O ministro da Justiça e da Segurança Pública, Flávio Dino (PSB), avaliou neste sábado (14) a decisão do governador do Distrito Federal, Ibaneis Rocha (MDB), de nomear Anderson Torres – ex-ministro do governo Bolsonaro (PL) – como secretário da Segurança Pública.

 

De acordo com Dino, a escolha de Ibaneis por Torres foi um “erro político”, devido aos indícios de ação ideológica bolsonarista durante sua gestão no Ministério da Justiça, mas não necessariamente um crime.

 

"Os antecedentes [de Torres] eram muito ruins. Então, o que eu posso afirmar é que, no mínimo, houve um erro político do governador Ibaneis. Isso é crime?
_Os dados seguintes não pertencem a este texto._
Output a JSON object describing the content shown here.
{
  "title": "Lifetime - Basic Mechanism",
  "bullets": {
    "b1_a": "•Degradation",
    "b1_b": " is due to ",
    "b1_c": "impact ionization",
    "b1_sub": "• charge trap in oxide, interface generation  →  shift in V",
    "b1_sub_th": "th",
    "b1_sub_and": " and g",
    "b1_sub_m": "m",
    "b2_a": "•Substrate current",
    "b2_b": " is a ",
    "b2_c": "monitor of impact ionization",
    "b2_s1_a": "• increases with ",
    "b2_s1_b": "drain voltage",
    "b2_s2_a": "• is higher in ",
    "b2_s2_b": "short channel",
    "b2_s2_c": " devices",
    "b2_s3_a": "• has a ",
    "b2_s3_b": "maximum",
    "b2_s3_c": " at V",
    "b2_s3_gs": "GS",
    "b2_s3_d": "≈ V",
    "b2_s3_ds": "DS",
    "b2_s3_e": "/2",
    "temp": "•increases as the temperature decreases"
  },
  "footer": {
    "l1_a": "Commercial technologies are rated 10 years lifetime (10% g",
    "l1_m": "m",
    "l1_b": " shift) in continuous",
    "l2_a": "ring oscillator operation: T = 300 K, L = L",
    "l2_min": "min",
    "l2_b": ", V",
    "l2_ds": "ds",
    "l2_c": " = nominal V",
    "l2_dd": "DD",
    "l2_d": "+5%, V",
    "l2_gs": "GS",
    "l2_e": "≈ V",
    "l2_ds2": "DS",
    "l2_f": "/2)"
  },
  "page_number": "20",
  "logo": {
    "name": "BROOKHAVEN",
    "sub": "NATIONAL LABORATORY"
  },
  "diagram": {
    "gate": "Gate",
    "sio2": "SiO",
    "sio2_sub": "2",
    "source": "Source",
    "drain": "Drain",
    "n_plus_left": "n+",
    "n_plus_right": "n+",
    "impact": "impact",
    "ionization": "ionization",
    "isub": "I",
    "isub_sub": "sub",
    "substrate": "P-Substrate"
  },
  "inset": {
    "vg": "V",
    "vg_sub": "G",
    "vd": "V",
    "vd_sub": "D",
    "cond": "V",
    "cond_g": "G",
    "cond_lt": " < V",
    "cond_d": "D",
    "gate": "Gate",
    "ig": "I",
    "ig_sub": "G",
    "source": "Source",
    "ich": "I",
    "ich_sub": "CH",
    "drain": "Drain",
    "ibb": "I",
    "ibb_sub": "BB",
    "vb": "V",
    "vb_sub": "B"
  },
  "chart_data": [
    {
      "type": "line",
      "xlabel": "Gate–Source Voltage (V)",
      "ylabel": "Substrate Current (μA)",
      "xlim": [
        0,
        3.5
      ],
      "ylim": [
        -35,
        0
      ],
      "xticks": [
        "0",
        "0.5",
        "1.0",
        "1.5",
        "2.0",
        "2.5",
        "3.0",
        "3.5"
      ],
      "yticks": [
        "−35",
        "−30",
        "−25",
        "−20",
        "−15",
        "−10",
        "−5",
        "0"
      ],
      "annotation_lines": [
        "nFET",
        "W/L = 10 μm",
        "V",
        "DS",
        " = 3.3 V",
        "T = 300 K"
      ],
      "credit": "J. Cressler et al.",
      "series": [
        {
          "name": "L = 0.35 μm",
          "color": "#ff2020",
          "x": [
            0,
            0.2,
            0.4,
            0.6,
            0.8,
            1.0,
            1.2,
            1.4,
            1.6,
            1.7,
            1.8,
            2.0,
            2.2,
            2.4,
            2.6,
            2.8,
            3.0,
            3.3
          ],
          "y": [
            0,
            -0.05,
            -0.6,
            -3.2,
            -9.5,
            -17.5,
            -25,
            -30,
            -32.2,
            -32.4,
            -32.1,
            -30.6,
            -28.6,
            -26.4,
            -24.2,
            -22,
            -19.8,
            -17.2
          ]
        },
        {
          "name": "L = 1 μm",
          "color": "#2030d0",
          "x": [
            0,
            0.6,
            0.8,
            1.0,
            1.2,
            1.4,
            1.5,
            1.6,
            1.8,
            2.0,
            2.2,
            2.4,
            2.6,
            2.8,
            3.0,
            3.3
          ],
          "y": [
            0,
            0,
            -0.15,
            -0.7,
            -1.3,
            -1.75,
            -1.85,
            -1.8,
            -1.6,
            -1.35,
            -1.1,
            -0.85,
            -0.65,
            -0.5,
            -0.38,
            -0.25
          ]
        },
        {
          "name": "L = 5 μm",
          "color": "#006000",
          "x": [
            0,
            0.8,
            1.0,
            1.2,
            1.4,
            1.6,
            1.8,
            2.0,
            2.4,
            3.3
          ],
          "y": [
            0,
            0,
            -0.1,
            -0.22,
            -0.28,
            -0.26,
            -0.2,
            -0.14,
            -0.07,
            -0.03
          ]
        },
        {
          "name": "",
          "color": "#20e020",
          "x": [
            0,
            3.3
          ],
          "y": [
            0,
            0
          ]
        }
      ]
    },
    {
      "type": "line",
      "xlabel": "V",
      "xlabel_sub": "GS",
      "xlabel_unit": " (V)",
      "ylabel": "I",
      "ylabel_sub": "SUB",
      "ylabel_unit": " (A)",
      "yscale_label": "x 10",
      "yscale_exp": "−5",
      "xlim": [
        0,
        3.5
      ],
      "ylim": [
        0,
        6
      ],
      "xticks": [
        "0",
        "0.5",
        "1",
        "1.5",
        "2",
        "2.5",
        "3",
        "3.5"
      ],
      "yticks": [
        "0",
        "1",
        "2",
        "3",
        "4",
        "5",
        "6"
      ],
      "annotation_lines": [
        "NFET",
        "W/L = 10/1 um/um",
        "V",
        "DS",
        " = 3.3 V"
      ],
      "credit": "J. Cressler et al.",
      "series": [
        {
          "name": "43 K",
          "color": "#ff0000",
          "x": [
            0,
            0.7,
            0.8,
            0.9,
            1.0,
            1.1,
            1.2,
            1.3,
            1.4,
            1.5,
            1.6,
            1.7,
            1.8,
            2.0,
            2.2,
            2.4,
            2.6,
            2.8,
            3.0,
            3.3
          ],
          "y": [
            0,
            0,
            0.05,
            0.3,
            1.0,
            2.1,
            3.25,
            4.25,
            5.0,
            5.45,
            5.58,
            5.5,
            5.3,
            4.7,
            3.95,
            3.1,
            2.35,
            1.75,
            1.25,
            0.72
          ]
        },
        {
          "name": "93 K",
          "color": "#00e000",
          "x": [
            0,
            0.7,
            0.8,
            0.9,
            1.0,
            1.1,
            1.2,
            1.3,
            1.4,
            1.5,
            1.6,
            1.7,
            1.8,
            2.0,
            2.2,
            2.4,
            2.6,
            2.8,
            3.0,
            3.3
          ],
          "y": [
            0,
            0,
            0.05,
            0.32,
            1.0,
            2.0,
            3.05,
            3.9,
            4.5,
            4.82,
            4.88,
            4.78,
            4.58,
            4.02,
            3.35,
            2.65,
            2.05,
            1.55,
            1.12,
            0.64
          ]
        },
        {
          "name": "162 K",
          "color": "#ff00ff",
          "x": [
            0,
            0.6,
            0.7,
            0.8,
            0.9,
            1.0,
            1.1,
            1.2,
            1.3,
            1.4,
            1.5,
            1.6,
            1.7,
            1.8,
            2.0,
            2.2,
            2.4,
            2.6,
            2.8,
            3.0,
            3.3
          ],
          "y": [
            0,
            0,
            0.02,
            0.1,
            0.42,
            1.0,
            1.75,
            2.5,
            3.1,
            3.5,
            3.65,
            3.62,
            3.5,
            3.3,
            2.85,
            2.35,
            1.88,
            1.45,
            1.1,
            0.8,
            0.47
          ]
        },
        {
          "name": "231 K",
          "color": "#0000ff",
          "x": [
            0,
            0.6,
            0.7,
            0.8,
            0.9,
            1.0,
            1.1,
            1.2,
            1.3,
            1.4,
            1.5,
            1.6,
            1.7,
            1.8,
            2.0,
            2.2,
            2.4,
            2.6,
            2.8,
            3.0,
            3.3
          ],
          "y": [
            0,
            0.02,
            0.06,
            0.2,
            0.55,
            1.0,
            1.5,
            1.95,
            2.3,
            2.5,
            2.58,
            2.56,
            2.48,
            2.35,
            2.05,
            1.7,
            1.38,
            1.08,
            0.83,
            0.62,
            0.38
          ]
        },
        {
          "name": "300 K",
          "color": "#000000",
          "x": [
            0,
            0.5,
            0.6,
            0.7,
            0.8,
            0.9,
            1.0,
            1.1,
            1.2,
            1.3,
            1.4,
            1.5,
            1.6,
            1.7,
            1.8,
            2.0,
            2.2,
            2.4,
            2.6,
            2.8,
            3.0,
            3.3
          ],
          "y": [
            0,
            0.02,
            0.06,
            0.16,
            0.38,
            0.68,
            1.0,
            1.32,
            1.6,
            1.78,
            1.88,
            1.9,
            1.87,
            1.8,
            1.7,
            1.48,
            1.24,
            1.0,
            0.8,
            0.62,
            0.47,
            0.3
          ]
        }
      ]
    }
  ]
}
Eu não sei, não posso antecipar a investigação", disse Dino, em entrevista à Globo News.

 

Como "antecedentes" de Torres como ministro da Justiça, Flávio Dino citou o bloqueio de estradas no Nordeste por parte da Polícia Rodoviária Federal (PRF) no dia do segundo turno das eleições; a abertura de investigações no Ministério sobre institutos de pesquisa; e a tentativa de instrumentalizar politicamente a Polícia Federal (PF).

 

"Nos dias que antecederam aos eventos do dia 8, eu falei não apenas com o governador Ibaneis. Falei com o governador de São Paulo, Tarcisio [de Freitas, ex-ministro de Bolsonaro], com o governador do Rio, Claudio Castro [aliado de Bolsonaro]. E lá, as polícias militares agiram", relatou o ministro.

 

Dino também rechaçou a hipótese de que forças federais de segurança – como a própria PF, o Exército e o Batalhão da Guarda Presidencial – também teriam falhado no enfrentamento ao grupo de bolsonaristas radicais envolvido nos atos de terrorismo.

 

Segundo ele, a PF não podia ter atuado na Esplanada dos Ministérios contra os golpistas, pois ela não se trata de uma polícia ostensiva. A Constituição, no seu artigo 144, dá à PF funções como "apurar infrações penais contra a ordem política e social" e "prevenir e reprimir o tráfico ilícito de entorpecentes e drogas".

 

O mesmo artigo estabelece que "às polícias militares cabem a polícia ostensiva e a preservação da ordem pública".

 

Para Dino, entretanto, os atos terroristas ocorridos nas sedes dos três Poderes eram totalmente evitáveis por parte do governo do Distrito Federal.

 

"Quando ocorre a intervenção federal no meio da tarde do domingo, com os eventos já acontecendo [...] a Polícia Militar assume a situação sob o nosso comando e rapidamente controla a situação. Na prática, a situação era absolutamente evitável, absolutamente controlável", declarou o ministro.